The many similarities found between identical twins can end with weight problems, as a mechanism that triggers obesity may explain why one twin can be much heavier than the other, a recent study says.
Reasons why identical twins can have non-identical weights may lie in gene activity, when molecules attach to DNA, causing sets of genes to activate or remain inactive.
Known as epigenetic modifications, such occurrences can be inherited between generations. Physiologist J. Andrew Pospisilik of the Max Planck Institute of Immunobiology and Epigenetics in Freiburg, Germany, working with colleagues, noted unexpected weight gain in some mice — and mice turn out to have only a single copy of a gene called Trim28 — most of which were either quite heavy or especially lean, with only a few average in weight. As it turns out, Trim28 controls other genes — making it an epigenetic modifier.
Trim 28, it seems, is able to create obesity by suppressing genes known to control body weight management.

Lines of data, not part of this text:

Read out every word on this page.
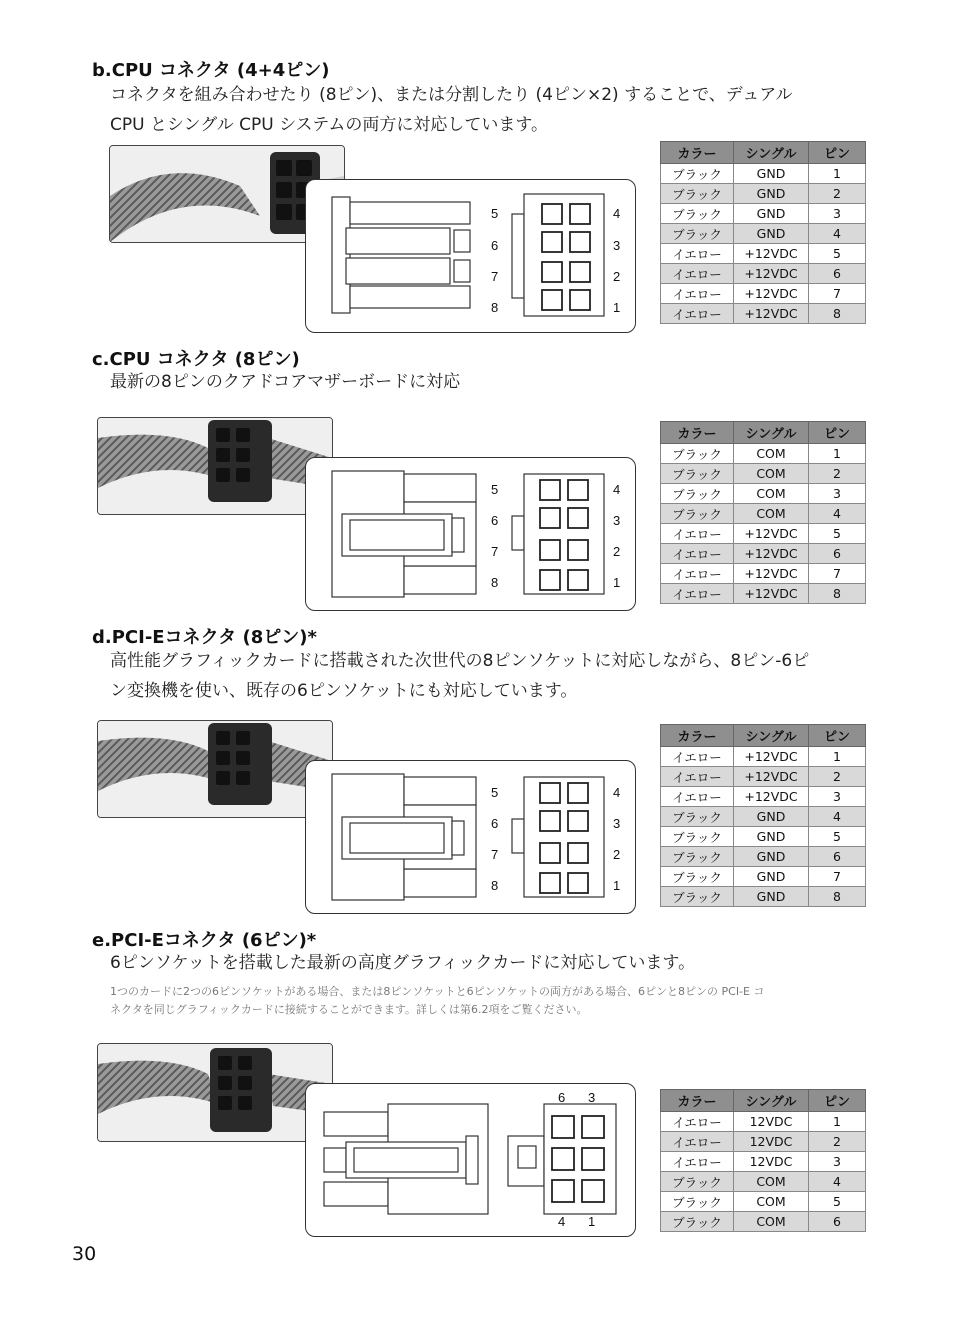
b.CPU コネクタ (4+4ピン)

コネクタを組み合わせたり (8ピン)、または分割したり (4ピン×2) することで、デュアル
CPU とシングル CPU システムの両方に対応しています。

5
6
7
8
4
3
2
1
カラー	シングル	ピン
ブラック	GND	1
ブラック	GND	2
ブラック	GND	3
ブラック	GND	4
イエロー	+12VDC	5
イエロー	+12VDC	6
イエロー	+12VDC	7
イエロー	+12VDC	8
c.CPU コネクタ (8ピン)

最新の8ピンのクアドコアマザーボードに対応

5
6
7
8
4
3
2
1
カラー	シングル	ピン
ブラック	COM	1
ブラック	COM	2
ブラック	COM	3
ブラック	COM	4
イエロー	+12VDC	5
イエロー	+12VDC	6
イエロー	+12VDC	7
イエロー	+12VDC	8
d.PCI-Eコネクタ (8ピン)*

高性能グラフィックカードに搭載された次世代の8ピンソケットに対応しながら、8ピン-6ピ
ン変換機を使い、既存の6ピンソケットにも対応しています。

5
6
7
8
4
3
2
1
カラー	シングル	ピン
イエロー	+12VDC	1
イエロー	+12VDC	2
イエロー	+12VDC	3
ブラック	GND	4
ブラック	GND	5
ブラック	GND	6
ブラック	GND	7
ブラック	GND	8
e.PCI-Eコネクタ (6ピン)*

6ピンソケットを搭載した最新の高度グラフィックカードに対応しています。

1つのカードに2つの6ピンソケットがある場合、または8ピンソケットと6ピンソケットの両方がある場合、6ピンと8ピンの PCI-E コ
ネクタを同じグラフィックカードに接続することができます。詳しくは第6.2項をご覧ください。

6 3
4 1
カラー	シングル	ピン
イエロー	12VDC	1
イエロー	12VDC	2
イエロー	12VDC	3
ブラック	COM	4
ブラック	COM	5
ブラック	COM	6

30
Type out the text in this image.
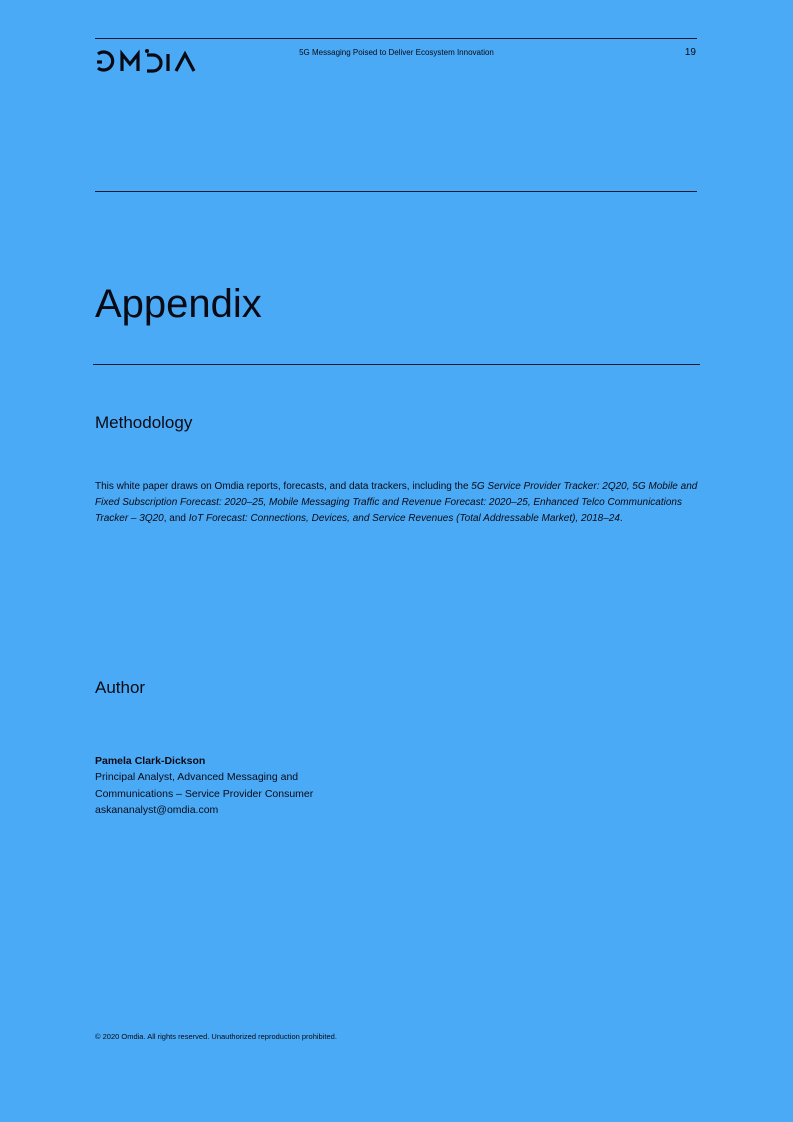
OMDIA	5G Messaging Poised to Deliver Ecosystem Innovation	19
Appendix
Methodology

This white paper draws on Omdia reports, forecasts, and data trackers, including the 5G Service Provider Tracker: 2Q20, 5G Mobile and Fixed Subscription Forecast: 2020–25, Mobile Messaging Traffic and Revenue Forecast: 2020–25, Enhanced Telco Communications Tracker – 3Q20, and IoT Forecast: Connections, Devices, and Service Revenues (Total Addressable Market), 2018–24.

Author
Pamela Clark-Dickson
Principal Analyst, Advanced Messaging and
Communications – Service Provider Consumer
askananalyst@omdia.com
© 2020 Omdia. All rights reserved. Unauthorized reproduction prohibited.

However, humans normally have two copies of the Trim28 gene, which should increase efficacy — yet in fat samples taken by the researchers from overweight children, Trim28 activity still tested as unusually low. Further research took into account twins who greatly differ in weight — and once again, the heavier child suffered from reduced Trim28 activity. The Max Planck researchers posted an article about their findings titled “Trim28 Haploinsufficiency Triggers Bi-stable Epigenetic Obesity”, and co-author Pospisilik spoke to Science Thursday, saying, “There’s a subset of children who look very much like the obese mice…We show that you can have a strong phenotype [obesity] with absolutely no genetic underpinnings.”
Unfortunately, the study has yet to ascertain what triggers or impedes Trim28, which, if discovered, could possibly lead toward a working chance of prevention.